Não representam o Retiano. Faltam, é certo, os fósseis característicos do Lias α: Schlotheimia angulata SCHLOT. e Psiloceras planorbis SOW., mas os gastrópodos e lamelibrânquios citados permitem até certo ponto reconhecer em Portugal as duas zonas.

Segundo o mesmo paleontologista a série inferior das Camadas de Pereiros compreende os depósitos de Monsarros perto de Anadia, Vacariça, Santa Cruz, Copeiro, Pereiros e Rio de Galinhas situados sobre a faixa que limita a Meseta e Soure que está fora dessa faixa.

Em Anadia as fáunulas permitem reconhecer o horizonte mais inferior do Lias.

Segundo sua opinião, o Lias α divide-se em Portugal em (sentido descendente):

3 Zona de Boehmia exilis J. BOEHM, que se revela em Almoroz.

2 Zona de Promathildia Turritela DUNK e Isocyprina Heeri CHOF. do AIgarve (Alportel e Silves) faixa oriental (Copeiro, Pereiros, Santa Cruz, Rio de Galinhas, Vacariça, Pedras Negras). / 11 /

1 Zona de Modiola Hoffmani NILSS.: Anadia, Rio de Galinhas.

No mesmo volume, CHOFFAT publicou o seu notável estudo critico e expositivo sobre O Infralias e o Sinemuriano de Portugal (L'Infralias et le Sinemurien du Portugal) que abre por uma introdução bibliográfica em que vale a pena reparar pois fornece preciosos elementos para a história da geologia de Portugal e particularmente para a compreensão da taxonomia do termo transgressivo do nosso Mesozoico que nos está ocupando.

Vemos por esse inventário analítico da literatura geológica sobre o Infralias e o Sinemuriano de Portugal, que em 1848 o ilustre SHARP classificou como jurássicos os calcários dolomíticos de Coimbra.
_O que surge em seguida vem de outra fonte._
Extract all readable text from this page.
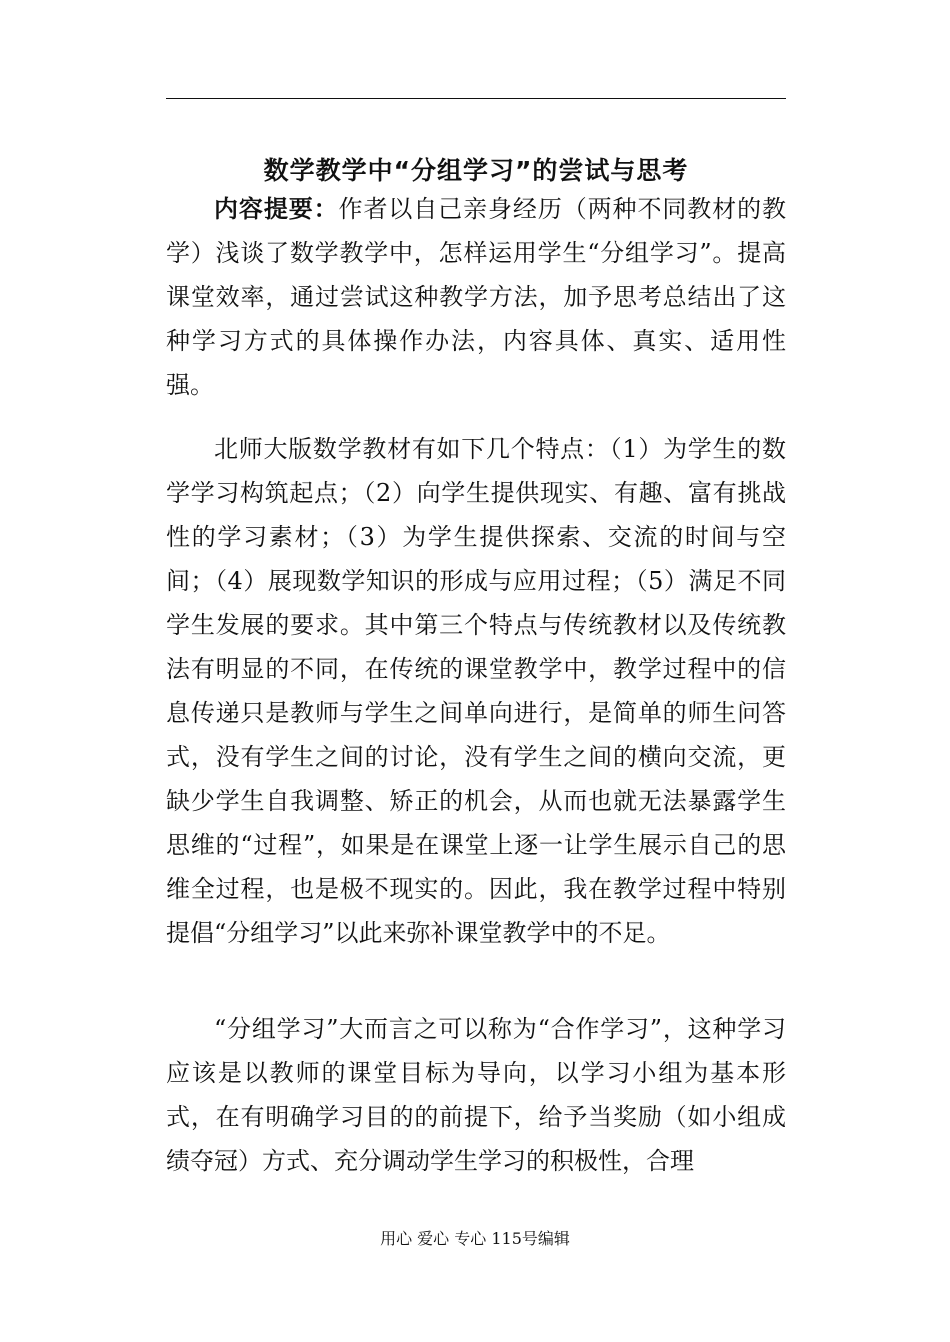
数学教学中“分组学习”的尝试与思考

内容提要：作者以自己亲身经历（两种不同教材的教学）浅谈了数学教学中，怎样运用学生“分组学习”。提高课堂效率，通过尝试这种教学方法，加予思考总结出了这种学习方式的具体操作办法，内容具体、真实、适用性强。

北师大版数学教材有如下几个特点：（1）为学生的数学学习构筑起点；（2）向学生提供现实、有趣、富有挑战性的学习素材；（3）为学生提供探索、交流的时间与空间；（4）展现数学知识的形成与应用过程；（5）满足不同学生发展的要求。其中第三个特点与传统教材以及传统教法有明显的不同，在传统的课堂教学中，教学过程中的信息传递只是教师与学生之间单向进行，是简单的师生问答式，没有学生之间的讨论，没有学生之间的横向交流，更缺少学生自我调整、矫正的机会，从而也就无法暴露学生思维的“过程”，如果是在课堂上逐一让学生展示自己的思维全过程，也是极不现实的。因此，我在教学过程中特别提倡“分组学习”以此来弥补课堂教学中的不足。

“分组学习”大而言之可以称为“合作学习”，这种学习应该是以教师的课堂目标为导向，以学习小组为基本形式，在有明确学习目的的前提下，给予当奖励（如小组成绩夺冠）方式、充分调动学生学习的积极性，合理

用心 爱心 专心 115号编辑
Que em 1853 CARLOS RIBEIRO, o pai da geologia portuguesa, na Memória sobre Mina de Carvão de pedra do Cabo Mondego, publicou um corte do terreno jurássico em que distinguiu no liássico dois andares: um de base com os calcários de Rostellaria Costae e outro superior de calcários e marnas de Gryphaea incurva et obliquata, encontrando-se o primeiro em Anadia, Coimbra, Cabaços, etc. e o segundo em Anadia, Coimbra e Soure.

Que em 1876, CARLOS RIBEIRO e NERY DELGADO na Carta Geológica de Portugal, seguindo a teoria de VERNEUIL que admitia para o Triássico da Península os três membros geralmente aceites na Europa Central, cobertos por um quarto membro formado por um maciço de dolomia, reuniram ao Triássico o Infralias e os calcários de Coimbra da banda oriental.

Que CHOFFAT em 1880 em Le Lias et le Dogger au Nord du Tage separou do Triássico, sob o nome de Camadas de Pereiros, o Infralias da banda mesozoica que limita a Meseta, com excepção dos leitos de vegetais da Vacariça, ligando-o ao Hetangiano, e que o maciço dolomítico foi também separado do Trias sob o nome de Camadas de Coimbra e colocado no Sinemuriano com as camadas de Griphaea oblíqua.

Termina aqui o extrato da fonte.